Although Sigefroid’s fortress no longer exists - after nine centuries of attacks and occupations, his castle and most of its fortifications were blown up by the townsfolk in the latter half of the 19th century - the views and what little remains of the original structure continue to inspire.
Ardennes
Known as the Eisléck or Oesling, the Luxembourg Ardennes are the Grand Duchy’s northernmost - and most spectacular - region. Winding valleys, fast-flowing rivers, verdant plateaus and towering castles combine to make the region hugely popular among visitors and residents alike.
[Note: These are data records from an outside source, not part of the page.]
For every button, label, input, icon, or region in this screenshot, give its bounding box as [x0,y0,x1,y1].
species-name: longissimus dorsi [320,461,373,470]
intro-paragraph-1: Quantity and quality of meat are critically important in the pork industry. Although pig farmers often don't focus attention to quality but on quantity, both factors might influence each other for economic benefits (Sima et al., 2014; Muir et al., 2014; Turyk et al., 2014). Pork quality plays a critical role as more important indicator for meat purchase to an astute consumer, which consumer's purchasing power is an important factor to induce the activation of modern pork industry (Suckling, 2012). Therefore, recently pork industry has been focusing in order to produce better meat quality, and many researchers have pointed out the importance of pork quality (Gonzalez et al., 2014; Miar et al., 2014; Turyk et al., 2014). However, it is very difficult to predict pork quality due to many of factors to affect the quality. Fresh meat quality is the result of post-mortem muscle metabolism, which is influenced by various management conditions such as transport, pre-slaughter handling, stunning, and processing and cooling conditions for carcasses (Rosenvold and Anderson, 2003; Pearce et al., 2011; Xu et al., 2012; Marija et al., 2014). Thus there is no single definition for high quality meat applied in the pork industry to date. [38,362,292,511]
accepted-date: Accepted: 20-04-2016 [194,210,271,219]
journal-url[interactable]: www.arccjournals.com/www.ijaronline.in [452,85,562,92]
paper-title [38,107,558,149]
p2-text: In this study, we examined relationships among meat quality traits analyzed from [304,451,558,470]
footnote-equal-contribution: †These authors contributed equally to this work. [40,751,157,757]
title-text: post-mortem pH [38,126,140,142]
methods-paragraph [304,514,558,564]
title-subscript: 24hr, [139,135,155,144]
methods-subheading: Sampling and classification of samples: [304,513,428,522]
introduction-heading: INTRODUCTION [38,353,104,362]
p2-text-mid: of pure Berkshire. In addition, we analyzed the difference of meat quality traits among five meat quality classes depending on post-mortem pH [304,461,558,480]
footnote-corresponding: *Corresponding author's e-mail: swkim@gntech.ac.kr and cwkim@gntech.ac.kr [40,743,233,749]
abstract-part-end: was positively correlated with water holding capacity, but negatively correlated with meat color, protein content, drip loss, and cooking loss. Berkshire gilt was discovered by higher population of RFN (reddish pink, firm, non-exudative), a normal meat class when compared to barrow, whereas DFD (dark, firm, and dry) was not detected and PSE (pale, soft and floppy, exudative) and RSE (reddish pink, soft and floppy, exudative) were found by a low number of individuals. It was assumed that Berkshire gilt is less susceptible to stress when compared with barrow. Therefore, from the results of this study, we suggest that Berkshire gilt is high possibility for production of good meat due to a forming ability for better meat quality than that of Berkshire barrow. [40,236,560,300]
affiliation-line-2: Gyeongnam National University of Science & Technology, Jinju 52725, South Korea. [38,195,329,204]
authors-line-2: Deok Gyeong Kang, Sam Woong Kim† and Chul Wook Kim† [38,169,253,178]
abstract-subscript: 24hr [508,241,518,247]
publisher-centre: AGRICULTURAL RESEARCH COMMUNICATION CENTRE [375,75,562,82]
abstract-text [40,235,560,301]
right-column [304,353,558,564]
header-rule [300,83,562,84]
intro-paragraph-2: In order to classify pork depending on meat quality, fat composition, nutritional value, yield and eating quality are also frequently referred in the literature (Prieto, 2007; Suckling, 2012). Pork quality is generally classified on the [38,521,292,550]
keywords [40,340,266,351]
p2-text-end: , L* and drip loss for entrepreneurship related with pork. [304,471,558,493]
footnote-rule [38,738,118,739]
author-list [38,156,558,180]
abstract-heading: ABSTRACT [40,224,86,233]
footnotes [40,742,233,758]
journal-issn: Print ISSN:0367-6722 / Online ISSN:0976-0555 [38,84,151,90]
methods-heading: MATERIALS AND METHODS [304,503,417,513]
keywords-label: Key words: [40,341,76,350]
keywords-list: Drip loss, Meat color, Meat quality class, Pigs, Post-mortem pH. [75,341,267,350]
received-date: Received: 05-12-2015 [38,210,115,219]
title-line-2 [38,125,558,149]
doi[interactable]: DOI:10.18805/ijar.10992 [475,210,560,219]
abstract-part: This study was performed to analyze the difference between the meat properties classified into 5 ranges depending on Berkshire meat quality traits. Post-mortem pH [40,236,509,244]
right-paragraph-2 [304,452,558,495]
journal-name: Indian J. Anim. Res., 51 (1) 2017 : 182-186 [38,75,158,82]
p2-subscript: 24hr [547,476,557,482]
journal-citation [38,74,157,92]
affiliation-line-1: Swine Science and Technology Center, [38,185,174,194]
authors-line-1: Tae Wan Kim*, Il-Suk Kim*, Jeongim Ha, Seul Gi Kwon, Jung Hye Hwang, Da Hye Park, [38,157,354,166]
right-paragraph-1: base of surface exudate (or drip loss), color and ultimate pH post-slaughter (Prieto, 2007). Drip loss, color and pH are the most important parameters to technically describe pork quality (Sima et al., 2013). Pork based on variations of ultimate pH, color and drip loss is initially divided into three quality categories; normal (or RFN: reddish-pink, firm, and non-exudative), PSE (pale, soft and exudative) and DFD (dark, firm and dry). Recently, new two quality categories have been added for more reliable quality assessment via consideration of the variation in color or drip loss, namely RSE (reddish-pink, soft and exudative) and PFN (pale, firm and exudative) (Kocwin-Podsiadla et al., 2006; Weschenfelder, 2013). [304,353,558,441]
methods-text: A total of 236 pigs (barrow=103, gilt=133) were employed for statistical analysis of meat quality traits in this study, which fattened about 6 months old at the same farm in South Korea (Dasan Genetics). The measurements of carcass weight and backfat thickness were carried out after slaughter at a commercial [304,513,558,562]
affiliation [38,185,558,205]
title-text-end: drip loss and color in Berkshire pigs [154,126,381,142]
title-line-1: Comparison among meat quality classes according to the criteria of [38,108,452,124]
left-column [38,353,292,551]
Of the three main towns, Clervaux is the most accessible, Vianden is the most touristic, and Wiltz … well, that has the bonus of being very nearby to the hamlet of Esch-sur-Sûre, which attracts a staggering number of visitors solely because of its location.
Moselle Valley
Wine tasting, especially sweet, fruity whites, is the obvious attraction of the Moselle Valley. The valley’s Route du Vin begins at Waserbillig and follows the Moselle River south through the wine region’s capital at Grevenmacher and beyond to some picturesque villages.
The Cellars of Poll-Fabaire in the hillside village of Wormeldange are worth a visit, as are the larger Caves Bernard-Massard in Grevenmacher and St Martin in Remich. All three are open for tours and tippling from late spring to early autumn.
Müllerthal (Little Switzerland)
This region is where Luxembourgers come to play. Centered around the old Christian town of Echternach, in a pocket of woodland northeast of the capital, the area’s hiking, cycling and rock climbing also make it one of the most touristed areas in the country.
If you head west of town, you’ll come to the walking paths, which wind through rocky chasms and waterfalls to Berdorf, 6km (4mi) away, and on to the crumbling remains of Beaufort castle.
If you’re in Echternach on Whitsunday (the 7th Sunday after Easter), wave your hankies with the locals celebrating the pageant of St Willibrord, Luxembourg’s only saint, who lived in town in the 8th century. His mortal remains now lie in a white marble sarcophagus in the town’s basilica. Behind the basilica, there’s also an interesting Benedictine abbey.